Taşınma kararının yalnızca “karşıtlık” veya “yandaşlık” üzerinden ele alınmasının yetersiz olduğunu vurgulayan Beysülen, konunun çok daha derin ve tarihsel boyutları olduğunu belirtti. “DİSK’in kuruluşundan bugüne ülkenin geçirdiği siyasi, ekonomik ve sosyal evreler; bu evrelerin toplumsal yapıya ve istihdama yansımaları göz ardı edilerek yapılan değerlendirmeler, sınırlı ve yüzeysel kalacaktır,” dedi.
Beysülen ayrıca, teknolojik gelişmeler, dijital dönüşüm ve reel sosyalizmin geri çekilmesiyle birlikte kapitalist sistemin küresel işçi sınıfı üzerindeki etkilerine de dikkat çekilmesi gerektiğini ifade etti. “Tüm bu unsurlar değerlendirilmeden yapılan tartışmalar, DİSK’in taşınma kararını sadece bir adres değişikliği olarak görmek olur,” dedi.
Beysülen’in açıklamaları, süregelen tartışmalara yeni bir perspektif sunarken, taşınma kararının çok boyutlu olarak ele alınmasının önemini bir kez daha gündeme getirdi.
İşte o yazı…
Son günlerde, Türkiye Devrimci İşçi Sendikaları Konfederasyonu DİSK Yönetim Kurulu’nun aldığı Konfederasyon Genel Merkezinin Ankara’ya taşınması kararı etrafında, ağırlıklı olarak sosyal medya platformlarında, zaman zaman da yazılı ve görsel ulusal medyaya yansıyan bir tartışma sürüyor. Kuşkusuz konu oldukça önemli ve tartışmalar da bir o kadar değerli. Ancak tartışmanın taşınmaya karşıtlık ve yandaşlık pencerelerinden bakılarak sürdürülmesi ön açıcı olmaktan uzak. Dolayısıyla, bazı konuların açılmasına ihtiyaç var diye düşünüyorum.
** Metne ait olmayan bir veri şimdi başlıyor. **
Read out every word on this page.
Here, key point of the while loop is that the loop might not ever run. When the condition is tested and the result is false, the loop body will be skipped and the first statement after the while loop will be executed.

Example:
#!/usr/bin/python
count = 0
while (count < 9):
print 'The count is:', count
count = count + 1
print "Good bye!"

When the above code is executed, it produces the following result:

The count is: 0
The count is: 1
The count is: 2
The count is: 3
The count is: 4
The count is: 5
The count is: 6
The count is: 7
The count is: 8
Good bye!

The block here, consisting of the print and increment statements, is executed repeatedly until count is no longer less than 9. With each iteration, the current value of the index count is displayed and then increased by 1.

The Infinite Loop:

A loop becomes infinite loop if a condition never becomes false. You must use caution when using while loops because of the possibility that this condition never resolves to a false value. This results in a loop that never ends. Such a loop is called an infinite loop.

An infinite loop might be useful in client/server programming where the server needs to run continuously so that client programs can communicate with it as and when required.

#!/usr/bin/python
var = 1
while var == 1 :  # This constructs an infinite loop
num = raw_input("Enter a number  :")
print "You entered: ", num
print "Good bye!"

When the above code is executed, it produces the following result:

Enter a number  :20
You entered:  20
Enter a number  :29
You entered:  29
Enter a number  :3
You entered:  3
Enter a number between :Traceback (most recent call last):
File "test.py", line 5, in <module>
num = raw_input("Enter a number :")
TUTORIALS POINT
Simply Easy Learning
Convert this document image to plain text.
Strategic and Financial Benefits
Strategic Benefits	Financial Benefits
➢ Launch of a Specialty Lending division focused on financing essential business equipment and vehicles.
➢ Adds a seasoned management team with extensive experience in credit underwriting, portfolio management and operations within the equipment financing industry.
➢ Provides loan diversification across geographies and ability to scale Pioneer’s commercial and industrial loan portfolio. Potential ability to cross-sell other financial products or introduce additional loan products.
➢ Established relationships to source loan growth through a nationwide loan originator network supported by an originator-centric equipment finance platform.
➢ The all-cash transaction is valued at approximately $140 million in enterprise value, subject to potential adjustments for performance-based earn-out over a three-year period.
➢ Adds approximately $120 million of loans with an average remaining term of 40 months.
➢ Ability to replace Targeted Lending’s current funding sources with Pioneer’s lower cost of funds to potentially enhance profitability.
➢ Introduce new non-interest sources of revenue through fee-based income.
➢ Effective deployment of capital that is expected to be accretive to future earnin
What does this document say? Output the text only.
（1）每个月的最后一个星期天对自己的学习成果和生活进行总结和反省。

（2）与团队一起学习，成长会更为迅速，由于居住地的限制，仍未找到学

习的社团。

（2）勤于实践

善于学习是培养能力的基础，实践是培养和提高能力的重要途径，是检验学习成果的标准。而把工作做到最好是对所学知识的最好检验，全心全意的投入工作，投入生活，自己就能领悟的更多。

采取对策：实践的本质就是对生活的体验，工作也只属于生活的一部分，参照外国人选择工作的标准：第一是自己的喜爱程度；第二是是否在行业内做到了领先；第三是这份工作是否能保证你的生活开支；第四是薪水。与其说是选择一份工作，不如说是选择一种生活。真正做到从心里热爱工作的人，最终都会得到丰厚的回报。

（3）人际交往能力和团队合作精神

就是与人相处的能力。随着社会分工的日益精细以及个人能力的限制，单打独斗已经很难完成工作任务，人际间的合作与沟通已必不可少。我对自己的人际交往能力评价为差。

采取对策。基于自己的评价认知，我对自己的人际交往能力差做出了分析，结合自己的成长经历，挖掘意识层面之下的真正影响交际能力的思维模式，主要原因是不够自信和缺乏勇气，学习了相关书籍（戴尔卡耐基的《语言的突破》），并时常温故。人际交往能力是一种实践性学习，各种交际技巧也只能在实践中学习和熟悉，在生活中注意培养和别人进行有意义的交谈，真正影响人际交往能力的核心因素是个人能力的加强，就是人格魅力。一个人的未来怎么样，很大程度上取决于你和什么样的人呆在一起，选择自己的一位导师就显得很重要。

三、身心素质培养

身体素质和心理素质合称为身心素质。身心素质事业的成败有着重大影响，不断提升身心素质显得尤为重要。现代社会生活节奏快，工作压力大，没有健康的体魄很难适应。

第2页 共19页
Zira konunun kısır tartışmaları aşan, DİSK’in kuruluşundan bugüne ülkenin geçirdiği evreler, siyasi, ekonomik ve sosyal alanlardaki temel dönüşümün toplumun genel yapısı ile istihdam alanına yansımaları irdelenmeden yapılan tartışmalar, ön kabullerle sınırlı kalacak ve murat edilen sonucu vermeyecektir. Kaldı ki, teknolojik gelişmeler ve dijital dönüşümün yanı sıra reel sosyalizmin geri çekilmesiyle, rakipsiz olduğunu düşünen kapitalist sistemin pervasızlığının ülke ve dünya işçi sınıfının yapısı ile mücadelesine yansımaları da detaylı olarak değerlendirilmelidir. Kuşku yok ki tüm bunlar göz önünde bulundurulmadan tartışmak, konuyu sadece bir adres değişikliğine indirgemek olur.
Öncelikle şunu belirteyim bu yazının amacı taraf olmak veya bir tarafın düşüncesine karşı olmak değil. Bu yazının amacı, özellikle 24 Ocak 1980 kararları ile yürürlüğe konan neoliberal ekonomik program ile onun yol temizliği için yapılan 12 Eylül faşist darbesinin, devletin ekonomik ve sosyal yapısında yaptığı temel dönüşümün getirdiği yeni istihdam biçimlerinin işçi sınıfının yapısına yansımalarını ortaya koyarak, sınıfın ekonomik, demokratik ve sosyal haklarının mücadele aracı sendikalar ile üst çatı örgütleri konfederasyonların, bu mücadelede izleyecekleri yol ve yöntemler ile görev ve sorumluklarını bilince çıkarmaktır.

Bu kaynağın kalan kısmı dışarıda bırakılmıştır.